Фашисты, кажется, так и не поняли, почему в Озерах им за всю оккупацию не удалось вырвать у крестьян хотя бы крошку того хлеба, что красовался в полях, заманчиво шелестел под высокими степными звездами, наполнял золотыми ароматами беспредельные просторы, вызывая головокружение у испокон века несытых, лакомых до чужого захватчиков. Загадочно-угрожающий колхоз не дал фашистам почти ничего ни в первое лето, ни во второе. Его хлеб должен был стать хлебом победы, с этой мыслью его кто-то "организовывал" - так порой самая простая мысль может неожиданно материализоваться и стать грозным оружием даже там, где, казалось бы, умерли все надежды и угасли все проявления силы.
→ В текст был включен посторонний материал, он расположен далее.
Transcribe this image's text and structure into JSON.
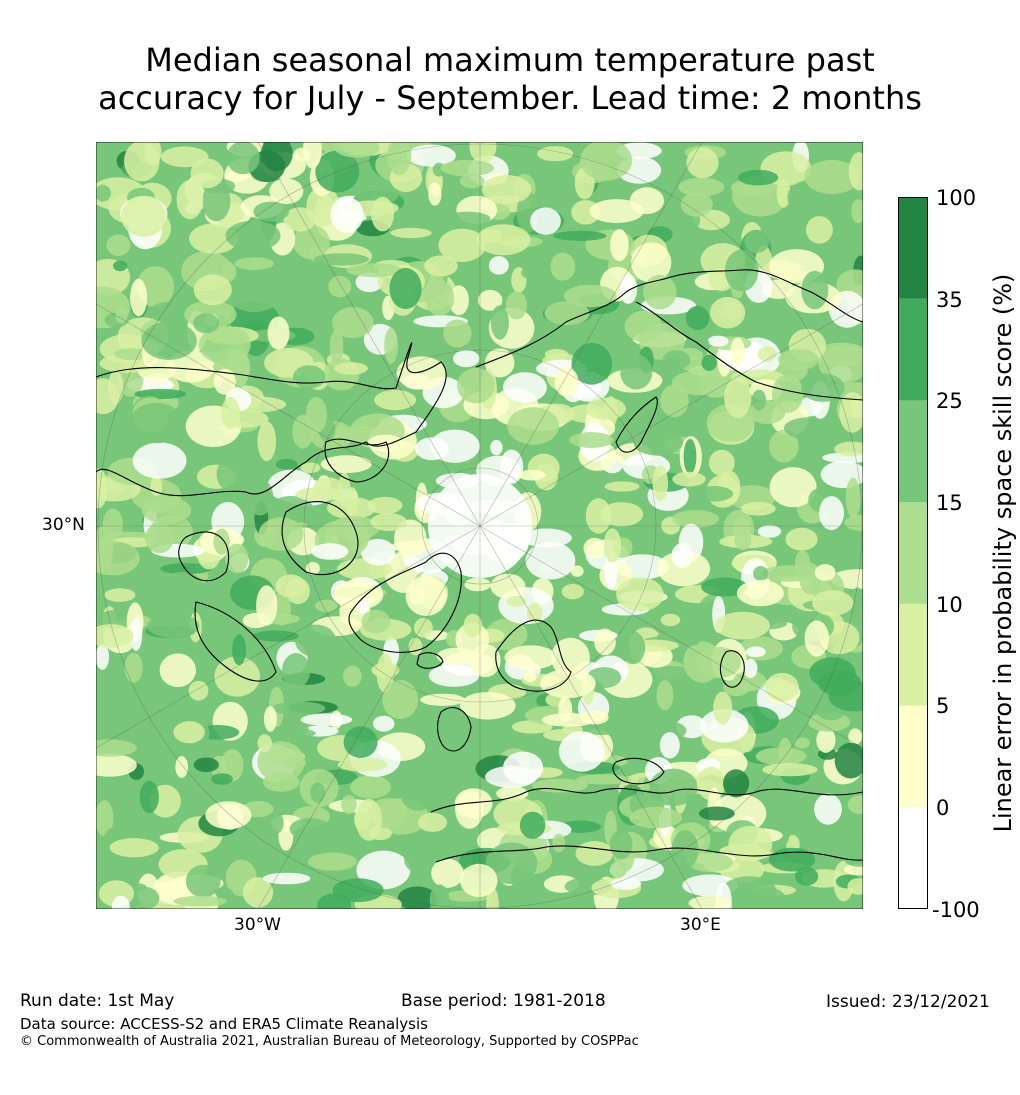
{
  "title": {
    "line1": "Median seasonal maximum temperature past",
    "line2": "accuracy for July - September. Lead time: 2 months"
  },
  "map": {
    "projection": "north polar stereographic",
    "axis_labels": {
      "lat_left": "30°N",
      "lon_bottom_left": "30°W",
      "lon_bottom_right": "30°E"
    },
    "coastline_color": "#000000"
  },
  "colorbar": {
    "label": "Linear error in probability space skill score (%)",
    "ticks": [
      "-100",
      "0",
      "5",
      "10",
      "15",
      "25",
      "35",
      "100"
    ],
    "bins": [
      {
        "from": -100,
        "to": 0,
        "color": "#ffffff"
      },
      {
        "from": 0,
        "to": 5,
        "color": "#ffffcc"
      },
      {
        "from": 5,
        "to": 10,
        "color": "#d9f0a3"
      },
      {
        "from": 10,
        "to": 15,
        "color": "#addd8e"
      },
      {
        "from": 15,
        "to": 25,
        "color": "#78c679"
      },
      {
        "from": 25,
        "to": 35,
        "color": "#41ab5d"
      },
      {
        "from": 35,
        "to": 100,
        "color": "#238443"
      }
    ]
  },
  "footer": {
    "run_date": "Run date: 1st May",
    "base_period": "Base period: 1981-2018",
    "issued": "Issued: 23/12/2021",
    "data_source": "Data source: ACCESS-S2 and ERA5 Climate Reanalysis",
    "copyright": "© Commonwealth of Australia 2021, Australian Bureau of Meteorology, Supported by COSPPac"
  }
}
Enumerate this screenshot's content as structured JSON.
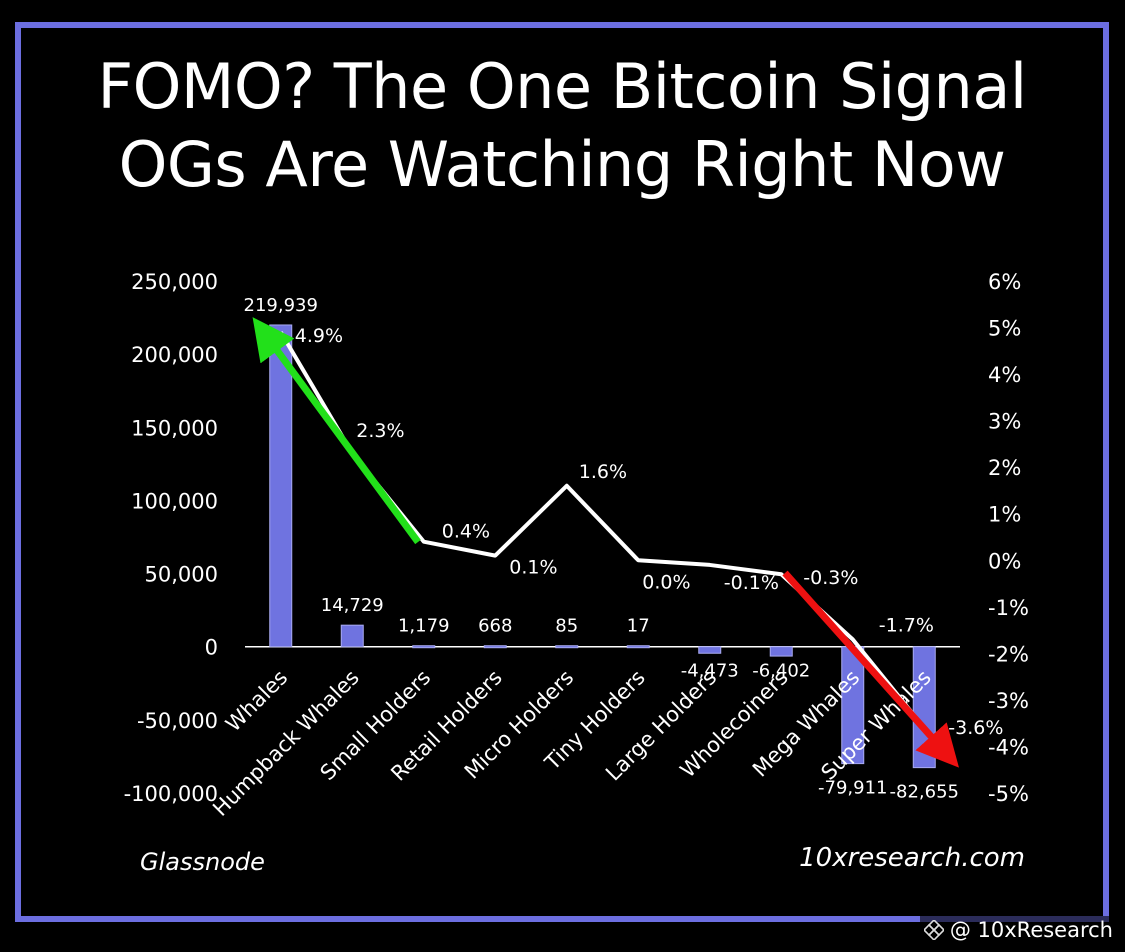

Кому принадлежала эта дерзкая мысль - Зиньке или Лебедеву так, кажется, никто и не узнал, потому что после освобождения села Лебедев сразу пошел на фронт, а Зиньку забрали в район организовывать комсомолию.
Карналь, приехав из далекой Туркмении, попал на Зинькину свадьбу. Лебедев вернулся в Озера с фронта, был весь в ранах, привез с войны орден Славы и две медали "За отвагу". Выходило, что он как бы завоевал Зиньку, чего Карналь сделать не сумел. На свадьбе, пока Лебедев браво вызванивал медалями и обнимал размякшую от любви Зиньку, Петро, хоть и с безнадежным опозданием, рассказал о своих еще довоенных затаенных чувствах и с горя впервые в жизни напился, отчего открылись его раны, и он тогда даже опоздал к началу занятий в университете. "В коханнi серця не половинь, одне життя, життя - одне..."
5
"Озера, 20/XI-1954 г.
Дорогой сынок Петрик, дорогая невестка Айгюль!
Сегодня уже 13 дней, как состоялись Октябрьские праздники, на которые я получил от вас поздравления с Октябрьской революцией, на которой я кровь проливал во время свержения царского ига, а моих товарищей много и много погибло, и осталось старых большевиков мизерная частица.
Как праздновалось? Мне было хорошо. Я на праздник никуда не пошел, а пошел к родной маме, а твоей бабусе, Петрик, она выплакалась хорошенько, и я возле нее, и повспоминали нас всех, а особенно дядьку Сашка, расстрелянного фашистами, и тебя, Петрик, боровшегося с фашистами и испытавшего от них столько горя и страданий.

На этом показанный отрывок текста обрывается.